商館長の任期を終えると,カロンはバタヴィアでインド評議会の評議員に任命されてオランダに戻るが,1643年にはバタヴィアに戻って,艦船を率いてセイロン沖でのポルトガルとの戦闘を指揮している。そして,翌 1644年,台湾総督となる。1647年にはオランダ東インド副総督に就任,1651年に私的貿易の疑いでオランダに呼び戻され,辞任している。

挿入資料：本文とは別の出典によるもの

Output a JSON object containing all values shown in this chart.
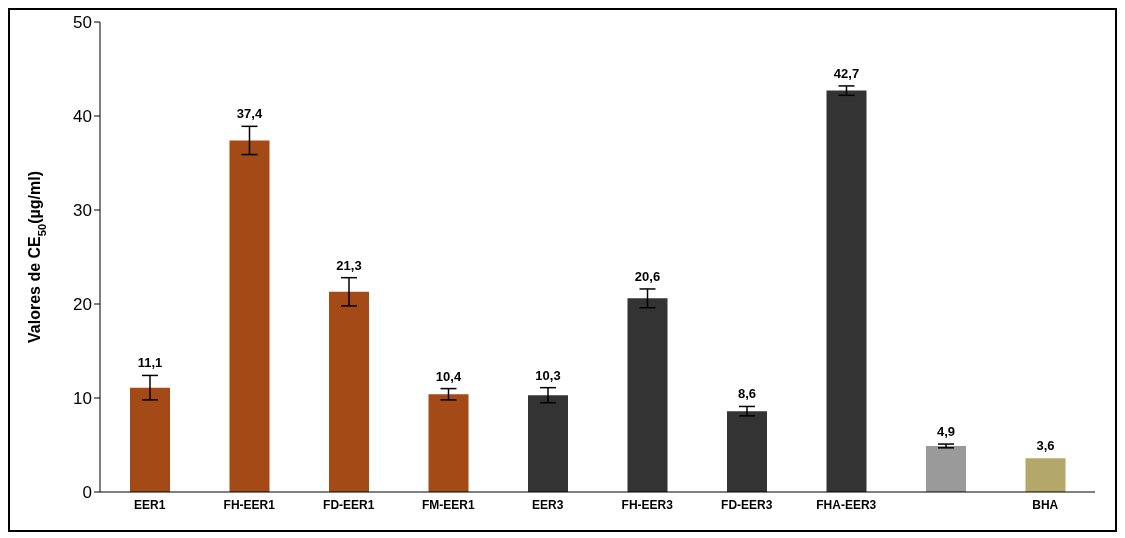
{
  "chart_data": {
    "type": "bar",
    "ylabel": "Valores de CE$_{50}$(µg/ml)",
    "categories": [
      "EER1",
      "FH-EER1",
      "FD-EER1",
      "FM-EER1",
      "EER3",
      "FH-EER3",
      "FD-EER3",
      "FHA-EER3",
      null,
      "BHA"
    ],
    "values": [
      11.1,
      37.4,
      21.3,
      10.4,
      10.3,
      20.6,
      8.6,
      42.7,
      4.9,
      3.6
    ],
    "errors": [
      1.3,
      1.5,
      1.5,
      0.6,
      0.8,
      1.0,
      0.5,
      0.5,
      0.2,
      null
    ],
    "colors": [
      "#a34a17",
      "#a34a17",
      "#a34a17",
      "#a34a17",
      "#333333",
      "#333333",
      "#333333",
      "#333333",
      "#9a9a9a",
      "#b3a86a"
    ],
    "value_labels": [
      "11,1",
      "37,4",
      "21,3",
      "10,4",
      "10,3",
      "20,6",
      "8,6",
      "42,7",
      "4,9",
      "3,6"
    ],
    "ylim": [
      0,
      50
    ],
    "yticks": [
      0,
      10,
      20,
      30,
      40,
      50
    ],
    "grid": false,
    "legend": false
  }
}
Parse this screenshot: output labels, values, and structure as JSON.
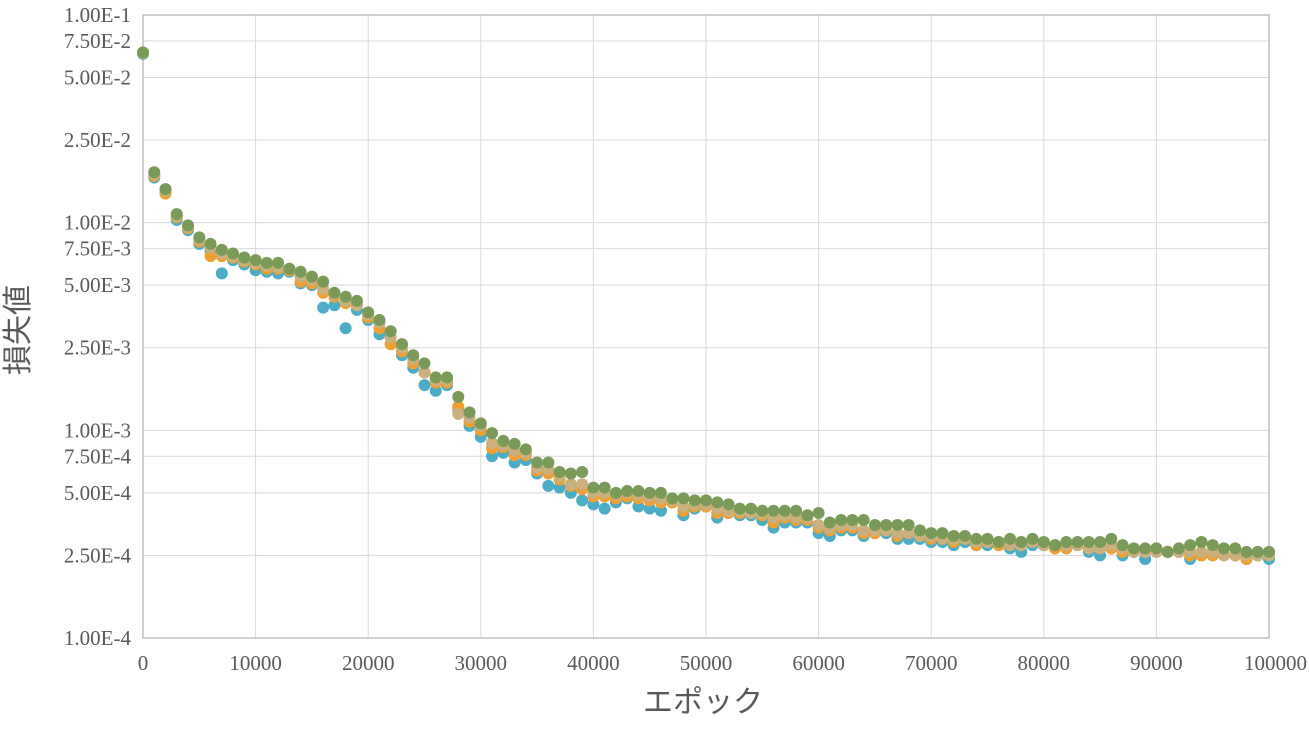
{
  "chart_data": {
    "type": "scatter",
    "title": "",
    "xlabel": "エポック",
    "ylabel": "損失値",
    "xlim": [
      0,
      100000
    ],
    "ylim": [
      0.0001,
      0.1
    ],
    "y_scale": "log",
    "grid": true,
    "legend": "none",
    "x_ticks": [
      0,
      10000,
      20000,
      30000,
      40000,
      50000,
      60000,
      70000,
      80000,
      90000,
      100000
    ],
    "x_tick_labels": [
      "0",
      "10000",
      "20000",
      "30000",
      "40000",
      "50000",
      "60000",
      "70000",
      "80000",
      "90000",
      "100000"
    ],
    "y_ticks": [
      0.0001,
      0.00025,
      0.0005,
      0.00075,
      0.001,
      0.0025,
      0.005,
      0.0075,
      0.01,
      0.025,
      0.05,
      0.075,
      0.1
    ],
    "y_tick_labels": [
      "1.00E-4",
      "2.50E-4",
      "5.00E-4",
      "7.50E-4",
      "1.00E-3",
      "2.50E-3",
      "5.00E-3",
      "7.50E-3",
      "1.00E-2",
      "2.50E-2",
      "5.00E-2",
      "7.50E-2",
      "1.00E-1"
    ],
    "x": [
      0,
      1000,
      2000,
      3000,
      4000,
      5000,
      6000,
      7000,
      8000,
      9000,
      10000,
      11000,
      12000,
      13000,
      14000,
      15000,
      16000,
      17000,
      18000,
      19000,
      20000,
      21000,
      22000,
      23000,
      24000,
      25000,
      26000,
      27000,
      28000,
      29000,
      30000,
      31000,
      32000,
      33000,
      34000,
      35000,
      36000,
      37000,
      38000,
      39000,
      40000,
      41000,
      42000,
      43000,
      44000,
      45000,
      46000,
      47000,
      48000,
      49000,
      50000,
      51000,
      52000,
      53000,
      54000,
      55000,
      56000,
      57000,
      58000,
      59000,
      60000,
      61000,
      62000,
      63000,
      64000,
      65000,
      66000,
      67000,
      68000,
      69000,
      70000,
      71000,
      72000,
      73000,
      74000,
      75000,
      76000,
      77000,
      78000,
      79000,
      80000,
      81000,
      82000,
      83000,
      84000,
      85000,
      86000,
      87000,
      88000,
      89000,
      90000,
      91000,
      92000,
      93000,
      94000,
      95000,
      96000,
      97000,
      98000,
      99000,
      100000
    ],
    "series": [
      {
        "color": "#4bacc6",
        "values": [
          0.065,
          0.0165,
          0.014,
          0.0103,
          0.0092,
          0.0079,
          0.0073,
          0.0057,
          0.0066,
          0.0063,
          0.0059,
          0.0058,
          0.0057,
          0.0058,
          0.0051,
          0.005,
          0.0039,
          0.004,
          0.0031,
          0.0038,
          0.0034,
          0.0029,
          0.0026,
          0.0023,
          0.002,
          0.00165,
          0.00155,
          0.00165,
          0.00125,
          0.00105,
          0.00093,
          0.00075,
          0.00078,
          0.0007,
          0.00072,
          0.00062,
          0.00054,
          0.00053,
          0.0005,
          0.00046,
          0.00044,
          0.00042,
          0.00045,
          0.00047,
          0.00043,
          0.00042,
          0.00041,
          0.00045,
          0.00039,
          0.00042,
          0.00043,
          0.00038,
          0.0004,
          0.00039,
          0.00039,
          0.00037,
          0.00034,
          0.00036,
          0.00036,
          0.00036,
          0.00032,
          0.00031,
          0.00033,
          0.00033,
          0.00031,
          0.00032,
          0.00032,
          0.0003,
          0.0003,
          0.0003,
          0.00029,
          0.00029,
          0.00028,
          0.00029,
          0.00028,
          0.00028,
          0.00028,
          0.00027,
          0.00026,
          0.00028,
          0.00028,
          0.00027,
          0.00027,
          0.00028,
          0.00026,
          0.00025,
          0.00027,
          0.00025,
          0.00026,
          0.00024,
          0.00027,
          0.00026,
          0.00026,
          0.00024,
          0.00025,
          0.00025,
          0.00025,
          0.00025,
          0.00024,
          0.00025,
          0.00024
        ]
      },
      {
        "color": "#f0a030",
        "values": [
          0.066,
          0.0168,
          0.0138,
          0.0106,
          0.0094,
          0.0081,
          0.0069,
          0.0069,
          0.0068,
          0.0065,
          0.0063,
          0.006,
          0.006,
          0.0059,
          0.0052,
          0.0051,
          0.0046,
          0.0044,
          0.0041,
          0.004,
          0.0035,
          0.0031,
          0.0026,
          0.0024,
          0.0021,
          0.0019,
          0.0017,
          0.0017,
          0.0013,
          0.0011,
          0.001,
          0.00082,
          0.00083,
          0.00076,
          0.00076,
          0.00064,
          0.00062,
          0.00058,
          0.00054,
          0.00052,
          0.00048,
          0.00048,
          0.00047,
          0.00048,
          0.00047,
          0.00046,
          0.00045,
          0.00045,
          0.00041,
          0.00043,
          0.00043,
          0.0004,
          0.0004,
          0.0004,
          0.0004,
          0.00039,
          0.00036,
          0.00038,
          0.00037,
          0.00037,
          0.00034,
          0.00033,
          0.00034,
          0.00034,
          0.00032,
          0.00032,
          0.00033,
          0.00031,
          0.00032,
          0.00031,
          0.0003,
          0.0003,
          0.00029,
          0.0003,
          0.00028,
          0.00029,
          0.00028,
          0.00028,
          0.00028,
          0.00029,
          0.00028,
          0.00027,
          0.00027,
          0.00028,
          0.00027,
          0.00027,
          0.00027,
          0.00026,
          0.00026,
          0.00026,
          0.00026,
          0.00026,
          0.00026,
          0.00025,
          0.00025,
          0.00025,
          0.00025,
          0.00025,
          0.00024,
          0.00025,
          0.00025
        ]
      },
      {
        "color": "#c9b07e",
        "values": [
          0.0655,
          0.017,
          0.0142,
          0.0107,
          0.0095,
          0.0083,
          0.0076,
          0.0071,
          0.0069,
          0.0066,
          0.0064,
          0.0062,
          0.0061,
          0.006,
          0.0055,
          0.0053,
          0.0048,
          0.0045,
          0.0042,
          0.004,
          0.0036,
          0.0033,
          0.0028,
          0.0025,
          0.0022,
          0.0019,
          0.00175,
          0.00175,
          0.0012,
          0.00115,
          0.00105,
          0.00087,
          0.00085,
          0.0008,
          0.00078,
          0.00066,
          0.00065,
          0.0006,
          0.00055,
          0.00055,
          0.0005,
          0.0005,
          0.00049,
          0.0005,
          0.00049,
          0.00048,
          0.00047,
          0.00046,
          0.00043,
          0.00044,
          0.00044,
          0.00042,
          0.00041,
          0.00041,
          0.0004,
          0.0004,
          0.00038,
          0.00039,
          0.00038,
          0.00038,
          0.00035,
          0.00034,
          0.00035,
          0.00035,
          0.00033,
          0.00033,
          0.00033,
          0.00032,
          0.00032,
          0.00031,
          0.00031,
          0.0003,
          0.0003,
          0.0003,
          0.00029,
          0.00029,
          0.00029,
          0.00028,
          0.00028,
          0.00029,
          0.00028,
          0.00028,
          0.00028,
          0.00028,
          0.00027,
          0.00027,
          0.00028,
          0.00027,
          0.00026,
          0.00026,
          0.00026,
          0.00026,
          0.00026,
          0.00026,
          0.00026,
          0.00026,
          0.00025,
          0.00025,
          0.00025,
          0.00025,
          0.00025
        ]
      },
      {
        "color": "#7a9a5a",
        "values": [
          0.066,
          0.0175,
          0.0145,
          0.011,
          0.0097,
          0.0085,
          0.0079,
          0.0074,
          0.0071,
          0.0068,
          0.0066,
          0.0064,
          0.0064,
          0.006,
          0.0058,
          0.0055,
          0.0052,
          0.0046,
          0.0044,
          0.0042,
          0.0037,
          0.0034,
          0.003,
          0.0026,
          0.0023,
          0.0021,
          0.0018,
          0.0018,
          0.00145,
          0.00122,
          0.00108,
          0.00097,
          0.00089,
          0.00086,
          0.00081,
          0.0007,
          0.0007,
          0.00063,
          0.00062,
          0.00063,
          0.00053,
          0.00053,
          0.0005,
          0.00051,
          0.00051,
          0.0005,
          0.0005,
          0.00047,
          0.00047,
          0.00046,
          0.00046,
          0.00045,
          0.00044,
          0.00042,
          0.00042,
          0.00041,
          0.00041,
          0.00041,
          0.00041,
          0.00039,
          0.0004,
          0.00036,
          0.00037,
          0.00037,
          0.00037,
          0.00035,
          0.00035,
          0.00035,
          0.00035,
          0.00033,
          0.00032,
          0.00032,
          0.00031,
          0.00031,
          0.0003,
          0.0003,
          0.00029,
          0.0003,
          0.00029,
          0.0003,
          0.00029,
          0.00028,
          0.00029,
          0.00029,
          0.00029,
          0.00029,
          0.0003,
          0.00028,
          0.00027,
          0.00027,
          0.00027,
          0.00026,
          0.00027,
          0.00028,
          0.00029,
          0.00028,
          0.00027,
          0.00027,
          0.00026,
          0.00026,
          0.00026
        ]
      }
    ]
  }
}
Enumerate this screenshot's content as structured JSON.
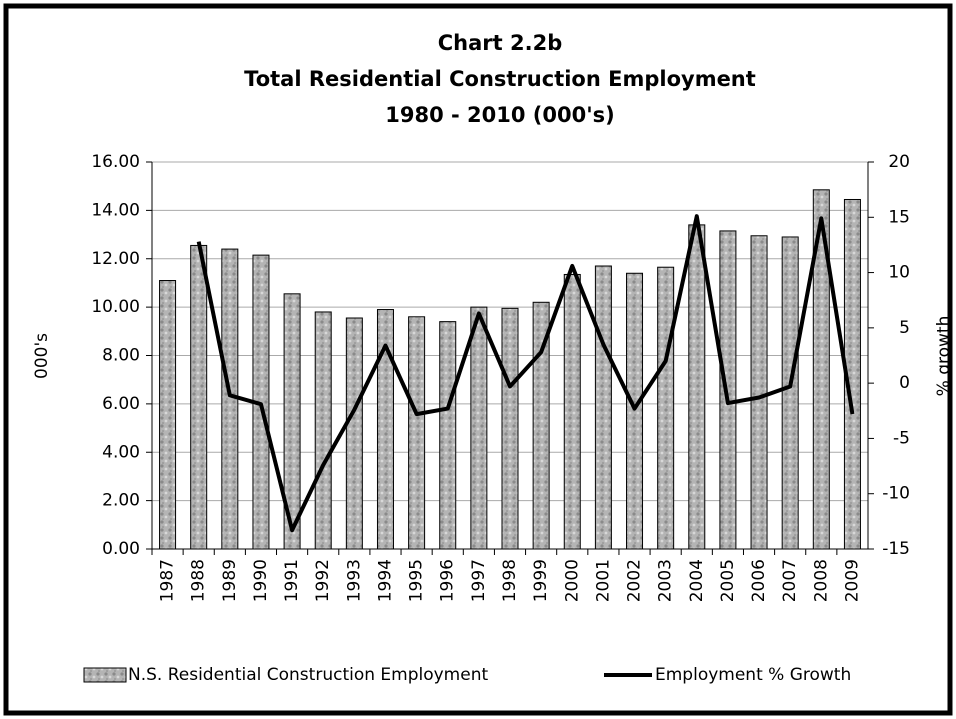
{
  "chart_data": {
    "type": "bar_line",
    "title": [
      "Chart 2.2b",
      "Total Residential Construction Employment",
      "1980 - 2010 (000's)"
    ],
    "y_label": "000's",
    "y2_label": "% growth",
    "categories": [
      "1987",
      "1988",
      "1989",
      "1990",
      "1991",
      "1992",
      "1993",
      "1994",
      "1995",
      "1996",
      "1997",
      "1998",
      "1999",
      "2000",
      "2001",
      "2002",
      "2003",
      "2004",
      "2005",
      "2006",
      "2007",
      "2008",
      "2009"
    ],
    "series": [
      {
        "name": "N.S. Residential Construction Employment",
        "type": "bar",
        "color": "#a8a8a8",
        "values": [
          11.1,
          12.55,
          12.4,
          12.15,
          10.55,
          9.8,
          9.55,
          9.9,
          9.6,
          9.4,
          10.0,
          9.95,
          10.2,
          11.35,
          11.7,
          11.4,
          11.65,
          13.4,
          13.15,
          12.95,
          12.9,
          14.85,
          14.45
        ]
      },
      {
        "name": "Employment % Growth",
        "type": "line",
        "color": "#000000",
        "axis": "y2",
        "values": [
          null,
          12.8,
          -1.1,
          -1.9,
          -13.3,
          -7.4,
          -2.4,
          3.4,
          -2.8,
          -2.3,
          6.3,
          -0.3,
          2.8,
          10.6,
          3.5,
          -2.3,
          2.0,
          15.1,
          -1.8,
          -1.3,
          -0.3,
          14.9,
          -2.8
        ]
      }
    ],
    "ylim": [
      0,
      16
    ],
    "yticks": [
      {
        "value": 0,
        "label": "0.00"
      },
      {
        "value": 2,
        "label": "2.00"
      },
      {
        "value": 4,
        "label": "4.00"
      },
      {
        "value": 6,
        "label": "6.00"
      },
      {
        "value": 8,
        "label": "8.00"
      },
      {
        "value": 10,
        "label": "10.00"
      },
      {
        "value": 12,
        "label": "12.00"
      },
      {
        "value": 14,
        "label": "14.00"
      },
      {
        "value": 16,
        "label": "16.00"
      }
    ],
    "y2lim": [
      -15,
      20
    ],
    "y2ticks": [
      -15,
      -10,
      -5,
      0,
      5,
      10,
      15,
      20
    ],
    "grid": true,
    "legend": "bottom"
  }
}
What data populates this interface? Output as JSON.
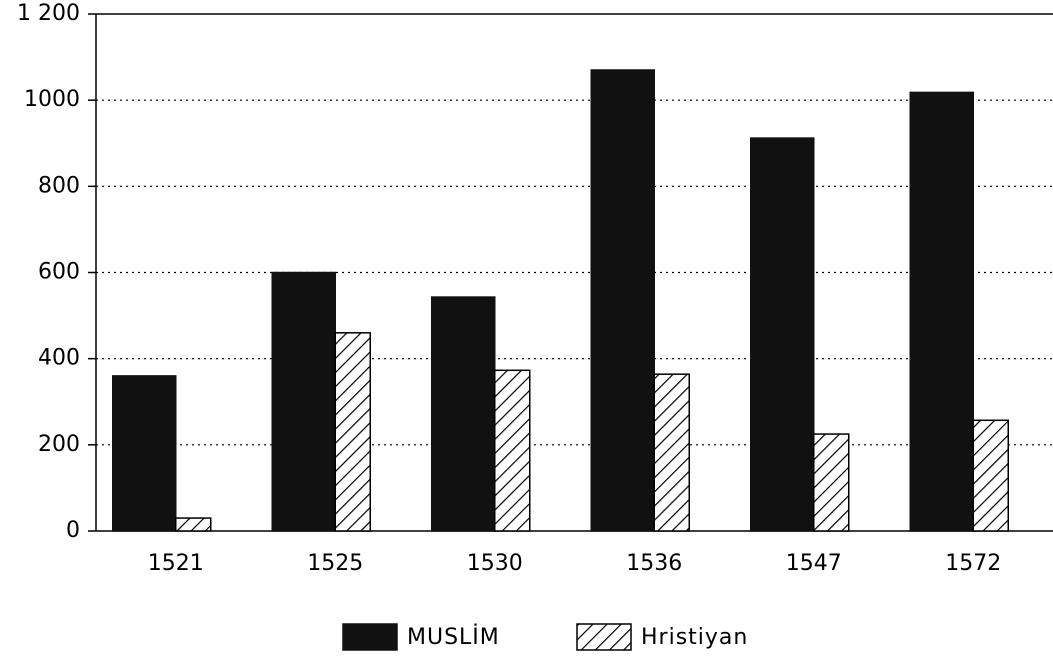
{
  "chart_data": {
    "type": "bar",
    "categories": [
      "1521",
      "1525",
      "1530",
      "1536",
      "1547",
      "1572"
    ],
    "series": [
      {
        "name": "MUSLİM",
        "color": "#111111",
        "values": [
          360,
          600,
          543,
          1070,
          912,
          1018
        ]
      },
      {
        "name": "Hristiyan",
        "color": "#000000",
        "hatch": true,
        "values": [
          30,
          460,
          373,
          364,
          225,
          257
        ]
      }
    ],
    "ylim": [
      0,
      1200
    ],
    "yticks": [
      0,
      200,
      400,
      600,
      800,
      1000,
      {
        "value": 1200,
        "label": "1 200"
      }
    ],
    "grid": true,
    "legend": "bottom"
  }
}
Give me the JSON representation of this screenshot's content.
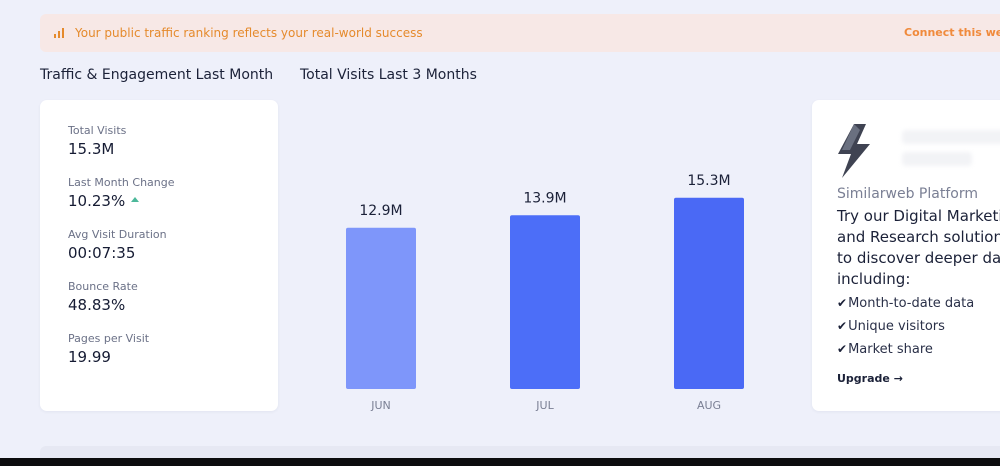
{
  "banner": {
    "text": "Your public traffic ranking reflects your real-world success",
    "link": "Connect this we",
    "color": "#e58a2c"
  },
  "sections": {
    "engagement_title": "Traffic & Engagement Last Month",
    "visits_title": "Total Visits Last 3 Months"
  },
  "metrics": [
    {
      "label": "Total Visits",
      "value": "15.3M"
    },
    {
      "label": "Last Month Change",
      "value": "10.23%",
      "trend": "up"
    },
    {
      "label": "Avg Visit Duration",
      "value": "00:07:35"
    },
    {
      "label": "Bounce Rate",
      "value": "48.83%"
    },
    {
      "label": "Pages per Visit",
      "value": "19.99"
    }
  ],
  "chart_data": {
    "type": "bar",
    "title": "Total Visits Last 3 Months",
    "categories": [
      "JUN",
      "JUL",
      "AUG"
    ],
    "values": [
      12.9,
      13.9,
      15.3
    ],
    "data_labels": [
      "12.9M",
      "13.9M",
      "15.3M"
    ],
    "ylim": [
      0,
      16.4
    ],
    "unit": "M",
    "colors": [
      "#7e96fa",
      "#4c6ef8",
      "#4a69f5"
    ],
    "grid": false
  },
  "promo": {
    "subtitle": "Similarweb Platform",
    "headline_lines": [
      "Try our Digital Marketi",
      "and Research solution",
      "to discover deeper da",
      "including:"
    ],
    "features": [
      "Month-to-date data",
      "Unique visitors",
      "Market share"
    ],
    "upgrade": "Upgrade →",
    "icon": "lightning-bolt-icon"
  }
}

 フランス東インド会社では,マダガスカルに遠征(1651),ブルボン島(現レユニオン)とイル・ド・フランス(現モ-リシャス)に港を建設した後,インドに向かい,ス-ラト(1668)とマスリパタム(1669),さらにポンディシェリ-(1673)に交易拠点を設けた。その功績はフランスのアジア進出にとってとてつもなく大きかったが,帰国途中,リスボン沖で船が沈没,死亡した。

マクシミリアン・メール(1641-1641)

 カロンを継いだ9代平戸商館長マクシミリアン・ル・メ-ル(1606アムステルダム – c.1654バタヴィア)は,初代出島商館長となるが,在任期間は合わせて1年に満たない。平戸商館の解体,出島への移転が仕事であった。出島の後は台湾の行政長官をつとめた(1643-44)。父のイサック・ル・メ-ル(c.1558アントワ-プ-1624エグモント・ア-ン・デン・フフ)は,VOCの設立メンバ-の一人,最大の大株主であり,マクシミリアンは,1630年頃入社,モザンビ-ク,マラバ-ル海岸で勤務した後,上級商務員として平戸に着任した。出島移転に先立って江戸参府し,老中酒井忠清らに拝喝し,以降,情報提供を求められ,毎年作成されたのが『オランダ風説書』である。ル・メ-ルは,台湾勤務の後,帰国し,数年間アムステルダムに住んだ後,1650年にバタヴィアに移住したが,正確な死亡日はわかっていない。

 平戸オランダ商館は,1640年に取り壊しが開始され,1641年にポルトガルの去った出島にオランダ商館は移された。平戸のオランダ商館はその31年の歴史の幕を閉じたのであった。